Improved resistance to UV radiation resistance of Arabidopsis thaliana by expressing genes isolated from hyperhalophilic microorganisms
Sara Gómez De Frutos  1, *@  , Carolina González De Figueras  1@  , María Lamprecht-Grandío  1@  , José Eduardo González-Pastor  1@  
1 : Centro de Astrobiología
* : Corresponding author

Ultraviolet (UV) radiation is an important natural component of solar radiation that influence on organism functions and ecosystem interactions. However, the flux of UV radiation is substantially higher and different in extraterrestrial environments compared from those experienced on Earth. Terrestrial organisms such as plants have not the skills to deal with that levels of UV radiation thus, to survive outside the biosphere, they must be protected by exterior shielding or increasing its inherent resistance.
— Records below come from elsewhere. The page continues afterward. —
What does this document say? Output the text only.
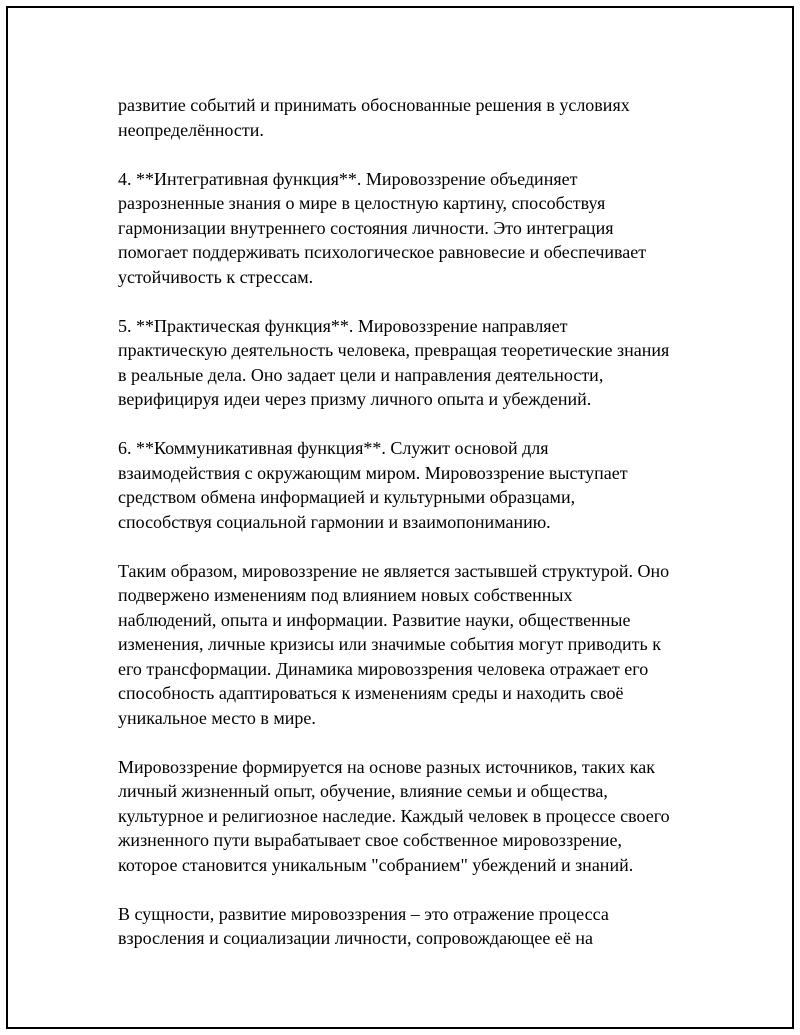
развитие событий и принимать обоснованные решения в условиях
неопределённости.
4. **Интегративная функция**. Мировоззрение объединяет
разрозненные знания о мире в целостную картину, способствуя
гармонизации внутреннего состояния личности. Это интеграция
помогает поддерживать психологическое равновесие и обеспечивает
устойчивость к стрессам.
5. **Практическая функция**. Мировоззрение направляет
практическую деятельность человека, превращая теоретические знания
в реальные дела. Оно задает цели и направления деятельности,
верифицируя идеи через призму личного опыта и убеждений.
6. **Коммуникативная функция**. Служит основой для
взаимодействия с окружающим миром. Мировоззрение выступает
средством обмена информацией и культурными образцами,
способствуя социальной гармонии и взаимопониманию.
Таким образом, мировоззрение не является застывшей структурой. Оно
подвержено изменениям под влиянием новых собственных
наблюдений, опыта и информации. Развитие науки, общественные
изменения, личные кризисы или значимые события могут приводить к
его трансформации. Динамика мировоззрения человека отражает его
способность адаптироваться к изменениям среды и находить своё
уникальное место в мире.
Мировоззрение формируется на основе разных источников, таких как
личный жизненный опыт, обучение, влияние семьи и общества,
культурное и религиозное наследие. Каждый человек в процессе своего
жизненного пути вырабатывает свое собственное мировоззрение,
которое становится уникальным "собранием" убеждений и знаний.
В сущности, развитие мировоззрения – это отражение процесса
взросления и социализации личности, сопровождающее её на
Therefore, the main goal is to generate plants which are more capable of surviving in space conditions by improving its resistance to UV radiation. In a previous work of our laboratory, five genes involved in resistance to UV radiation were isolated by a functional metagenomics approach of microorganisms from hypersaline environments that are highly exposed to high doses of UV-B radiation: hypersaline lakes of the Andean highlands (4.300 m altitude, Argentina) and Es Trenc salterns (Spain). In addition, all these genes were also resistant to 4-nitroquinoline 1-oxide (4-NQO), a compound that mimics the DNA damage effect produced by UV-B radiation, so it was concluded that they could play a role in the repair of DNA damage. Those genes were introduced in the genomes of different plants: a putative endonuclease (pML84-orf1), a putative ribonuclease III (pML56-orf1), a transcription factor (pML56-orf2), and conserved hypothetical proteins (pML6-orf1 and pML105-orf1). Afterwards, all the genes were cloned in the plasmid pCAMBIA 3500 (from Carlos Alonso, CNB), then the recombinant plasmids were used to transform Agrobacterium tumefaciens, and the plants were infected with these bacteria (floral dipping) to transfer the UV resistant genes to the genome of Arabidopsis thaliana ecotype Columbia-0. Several independent transgenic lines were obtained for each construction, and the third generation of plants expressing the pML84-orf1 and pML6-orf1 were tested for resistance to UV and 4-NQO. Results indicate that both constructions improve their resistance to UV radiation, although only pML84-orf1 exhibited more resistance to 4-NQO. Further analysis are being made for the remaining transgenic plants lines. Plants with enhance UV resistance could be used for Life Support Systems in extraterrestrial environments.